At any given time, Ontario policy professionals might be called on to be involved in one aspect or another of intergovernmental negotiations. These are a permanent feature of Canadian federalism. Even though the Government of Canada may have narrowed the range of issues that are usually the object of federal-provincial negotiations, Ontario officials will still be facing several situations involving negotiations, in some cases presented as consultations. At the interprovincial level, there are efforts to try and achieve common positions on health care and climate change for instance. Bilateral and multilateral energy issues are also on the public agenda across the country. In addition to these types of high-profile issues, ministries will be facing a number of program and delivery negotiations in a wide range of fields.
The Institute of Intergovernmental Relations (IIGR), located in the School of Policy Studies at Queen’s University, offers, in Toronto, a four-day course in intergovernmental negotiations for Ontario public servants. It is based on a clear understanding of the needs of the OPS.
The course is intended to enhance Ontario’s negotiating capacity in bilateral and multilateral negotiations and facilitate the achievement of the province’s objectives within the federation. It will provide Ontario public servants with a solid foundation in negotiations theory, an understanding of different types of negotiations and of the different roles in a negotiation, advice on preparations, elements of a negotiations toolkit, and specialized negotiation resources.
Between the two of them, the instructors, Robert Hickey and André Juneau, bring to the course extensive theoretical and practical negotiation experience, deep knowledge of Canadian federalism, multi-sectoral experience of intergovernmental negotiations and the insights of labour negotiations. Robert Hickey is an assistant professor of industrial relations in the School of Policy Studies at Queen’s University. His research and teaching focus on unions, collective bargaining and negotiations. Professor Hickey earned his Ph.D. from the School of Labor and Industrial Relations at Cornell University. Prior to his graduate studies, Dr. Hickey worked for ten years as a union negotiator.
André Juneau, the director of the Institute of Intergovernmental Relations, has had a thirty-year career in the Government of Canada during which he performed almost every task involved in intergovernmental negotiations, from quantifying financial proposals to negotiating infrastructure proposals. He is particularly interested in the internal decision-making processes required by intergovernmental negotiations.

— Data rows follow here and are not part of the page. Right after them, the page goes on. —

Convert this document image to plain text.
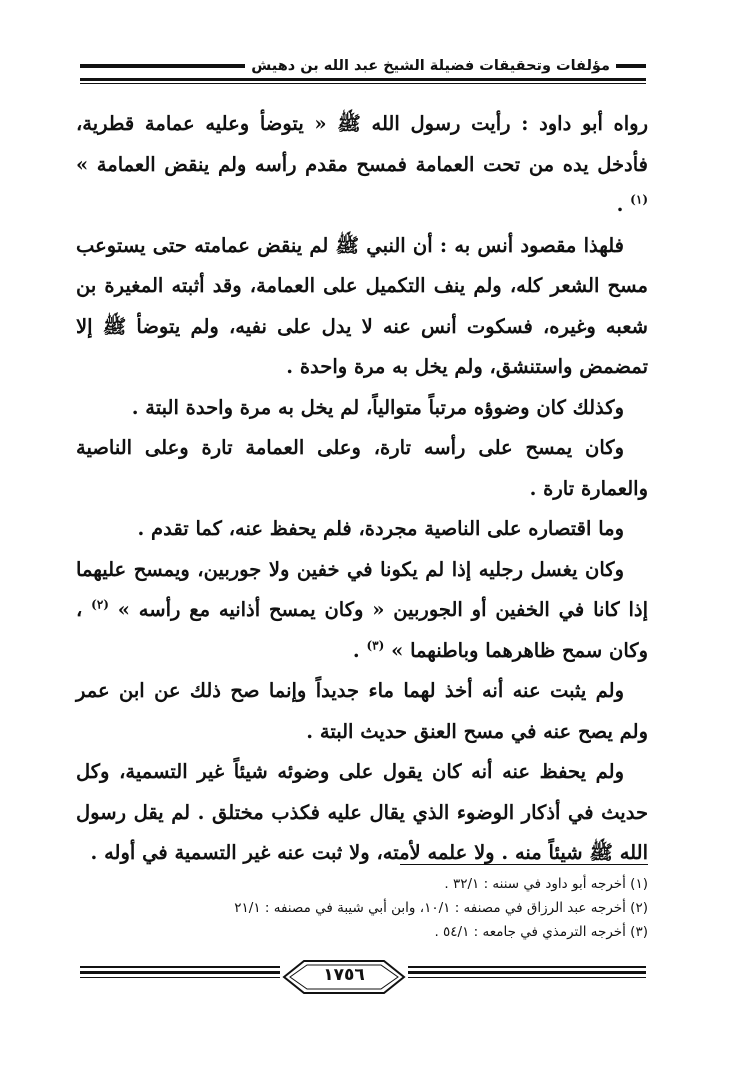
مؤلفات وتحقيقات فضيلة الشيخ عبد الله بن دهيش

رواه أبو داود : رأيت رسول الله ﷺ « يتوضأ وعليه عمامة قطرية، فأدخل يده من تحت العمامة فمسح مقدم رأسه ولم ينقض العمامة » $^{(١)}$ .

فلهذا مقصود أنس به : أن النبي ﷺ لم ينقض عمامته حتى يستوعب مسح الشعر كله، ولم ينف التكميل على العمامة، وقد أثبته المغيرة بن شعبه وغيره، فسكوت أنس عنه لا يدل على نفيه، ولم يتوضأ ﷺ إلا تمضمض واستنشق، ولم يخل به مرة واحدة .

وكذلك كان وضوؤه مرتباً متوالياً، لم يخل به مرة واحدة البتة .

وكان يمسح على رأسه تارة، وعلى العمامة تارة وعلى الناصية والعمارة تارة .

وما اقتصاره على الناصية مجردة، فلم يحفظ عنه، كما تقدم .

وكان يغسل رجليه إذا لم يكونا في خفين ولا جوربين، ويمسح عليهما إذا كانا في الخفين أو الجوربين « وكان يمسح أذانيه مع رأسه » $^{(٢)}$ ، وكان سمح ظاهرهما وباطنهما » $^{(٣)}$ .

ولم يثبت عنه أنه أخذ لهما ماء جديداً وإنما صح ذلك عن ابن عمر ولم يصح عنه في مسح العنق حديث البتة .

ولم يحفظ عنه أنه كان يقول على وضوئه شيئاً غير التسمية، وكل حديث في أذكار الوضوء الذي يقال عليه فكذب مختلق . لم يقل رسول الله ﷺ شيئاً منه . ولا علمه لأمته، ولا ثبت عنه غير التسمية في أوله .

(١) أخرجه أبو داود في سننه : ٣٢/١ .
(٢) أخرجه عبد الرزاق في مصنفه : ١٠/١، وابن أبي شيبة في مصنفه : ٢١/١
(٣) أخرجه الترمذي في جامعه : ٥٤/١ .
١٧٥٦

The main teaching tools, which have proven to be very popular in similar courses, will be supervised simulation exercises. One exercise will be a simulated bilateral negotiation and one will be a simulated multilateral negotiation. Detailed briefing material will be provided and up-to-date readings will be recommended and supplied. The instructors will introduce the simulations, monitor the discussions and offer post-simulation feedback.
Using the negotiations case simulation, the workshop will explore the challenges and effective practices associated with each stage of the bargaining process: preparation, pre-negotiation exchanges, face-to-face negotiations, and post-negotiation ratification and implementation. The simulation involves both experiential learning complemented with reflective discussions and critical analysis. A central objective of the simulation exercise is to develop an applied expertise in the behavioural theory of strategic negotiations. Under this framework, participants will explore how negotiations involve both distributive (win-lose) and integrative (win-win) processes and tactics, as well as important intra-organizational and relational (rather than transactional) dynamics.
Policy professionals who expect to lead or be part of negotiating teams should attend, as well as officers who could be part of the home team and need to understand the dynamic of the negotiations. An often neglected key feature of negotiations is that they usually generate as much debate internally as there is with the other side.
The IIGR will deliver four full-day sessions. A certificate of completion will be provided by the IIGR to each participant.
The first seminar will take place on February 19 and 20. The second seminar will take place on February 24-25, 2014. Please note that the Ministry of Intergovernmental Affairs will hold an introductory session in the afternoon of February 18, 2014. A detailed course outline, reading material and logistical details will be sent to you by email shortly before the course.
The fee will be $895 per participant.
Full refund will be provided if it is possible to fill the spot from our waiting list. If this is not possible the full registration fee will be charged.
Course space is limited to 30 participants.